Treasurers and county officials testified in support. Holly Ryan, chief deputy public trustee for Douglas County, said the bill generally implements needed changes but identified a drafting conflict: language on page 41 (lines 23–26) appears to exempt treasurers, their staff and immediate family from restrictions that otherwise bar county officials from bidding at tax‑lien sales. "We have a complete problem with this because 11.5 ... says a treasurer acting in their individual capacity must not bid at a public auction held under 11.5," Ryan testified, and she urged the committee to strike or relocate the paragraph.
Larimer County Treasurer Irene Josie said the bill does not increase fees but moves fee authority into the treasurer statute so treasurer and public trustee fee schedules are aligned, and she expressed support for the bill's clarity and county‑friendly fixes.
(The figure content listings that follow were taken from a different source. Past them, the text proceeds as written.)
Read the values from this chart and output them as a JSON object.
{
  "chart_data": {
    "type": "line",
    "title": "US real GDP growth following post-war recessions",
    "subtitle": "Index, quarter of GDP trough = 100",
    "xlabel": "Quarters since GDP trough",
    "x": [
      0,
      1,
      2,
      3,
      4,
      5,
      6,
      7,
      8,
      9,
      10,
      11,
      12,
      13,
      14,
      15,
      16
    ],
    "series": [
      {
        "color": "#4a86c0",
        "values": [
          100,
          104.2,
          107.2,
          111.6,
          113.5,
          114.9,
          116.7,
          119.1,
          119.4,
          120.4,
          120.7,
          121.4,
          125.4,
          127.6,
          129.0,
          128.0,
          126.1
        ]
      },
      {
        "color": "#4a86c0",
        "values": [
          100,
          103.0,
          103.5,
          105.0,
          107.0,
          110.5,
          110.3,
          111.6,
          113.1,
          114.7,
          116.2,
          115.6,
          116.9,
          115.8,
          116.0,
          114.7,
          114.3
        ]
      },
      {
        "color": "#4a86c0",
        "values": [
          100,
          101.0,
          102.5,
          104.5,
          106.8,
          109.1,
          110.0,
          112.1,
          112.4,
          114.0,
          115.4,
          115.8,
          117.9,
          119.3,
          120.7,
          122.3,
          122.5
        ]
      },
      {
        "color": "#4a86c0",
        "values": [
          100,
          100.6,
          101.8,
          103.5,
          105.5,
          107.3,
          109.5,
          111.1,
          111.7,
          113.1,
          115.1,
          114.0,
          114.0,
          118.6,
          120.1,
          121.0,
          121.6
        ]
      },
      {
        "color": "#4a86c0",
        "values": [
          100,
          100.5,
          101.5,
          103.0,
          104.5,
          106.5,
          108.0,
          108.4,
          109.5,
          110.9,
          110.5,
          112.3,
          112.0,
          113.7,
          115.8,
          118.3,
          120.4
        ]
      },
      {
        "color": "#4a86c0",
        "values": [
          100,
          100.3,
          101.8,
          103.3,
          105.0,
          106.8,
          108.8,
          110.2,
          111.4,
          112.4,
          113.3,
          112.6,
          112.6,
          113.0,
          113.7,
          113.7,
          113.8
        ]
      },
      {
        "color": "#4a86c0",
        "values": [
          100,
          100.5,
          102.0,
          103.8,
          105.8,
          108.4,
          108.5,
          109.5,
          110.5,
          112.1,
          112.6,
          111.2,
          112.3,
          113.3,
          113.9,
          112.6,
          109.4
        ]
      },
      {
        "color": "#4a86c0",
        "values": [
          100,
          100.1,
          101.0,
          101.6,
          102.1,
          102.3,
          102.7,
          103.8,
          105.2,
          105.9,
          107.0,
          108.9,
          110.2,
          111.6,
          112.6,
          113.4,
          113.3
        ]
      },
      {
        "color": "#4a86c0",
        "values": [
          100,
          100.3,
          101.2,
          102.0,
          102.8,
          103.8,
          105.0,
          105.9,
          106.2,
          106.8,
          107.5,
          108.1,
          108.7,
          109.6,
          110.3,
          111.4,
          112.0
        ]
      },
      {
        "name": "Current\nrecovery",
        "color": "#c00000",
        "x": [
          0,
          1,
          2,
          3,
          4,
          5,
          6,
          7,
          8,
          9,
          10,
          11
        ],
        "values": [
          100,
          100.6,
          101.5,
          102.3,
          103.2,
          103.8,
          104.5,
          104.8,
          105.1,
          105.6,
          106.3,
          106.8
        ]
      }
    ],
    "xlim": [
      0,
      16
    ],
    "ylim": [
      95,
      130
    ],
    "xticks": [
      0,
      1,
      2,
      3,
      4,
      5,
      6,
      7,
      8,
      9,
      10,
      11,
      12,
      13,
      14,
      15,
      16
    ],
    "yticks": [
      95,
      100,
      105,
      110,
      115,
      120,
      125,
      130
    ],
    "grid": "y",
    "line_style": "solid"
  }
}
Representatives of the Colorado County Treasurers and Public Trustees Association also urged approval, calling the bill the product of broad stakeholder work and fine‑tuning after last year's emergency changes.
Committee members asked technical questions about whether the measure increases treasurer fees; witnesses said fee amounts remain the same but the statutory home and timing for fee adjustments are being aligned with public trustee practice. Sponsors and witnesses emphasized they will continue to refine drafting to remove the identified conflict.
Representative Camacho moved the bill to the Committee of the Whole with a favorable recommendation; the motion carried by roll call 10–0 with one excused. Supporters said the measure aims to protect property‑owner equity while making county implementation consistent and constitutionally safe.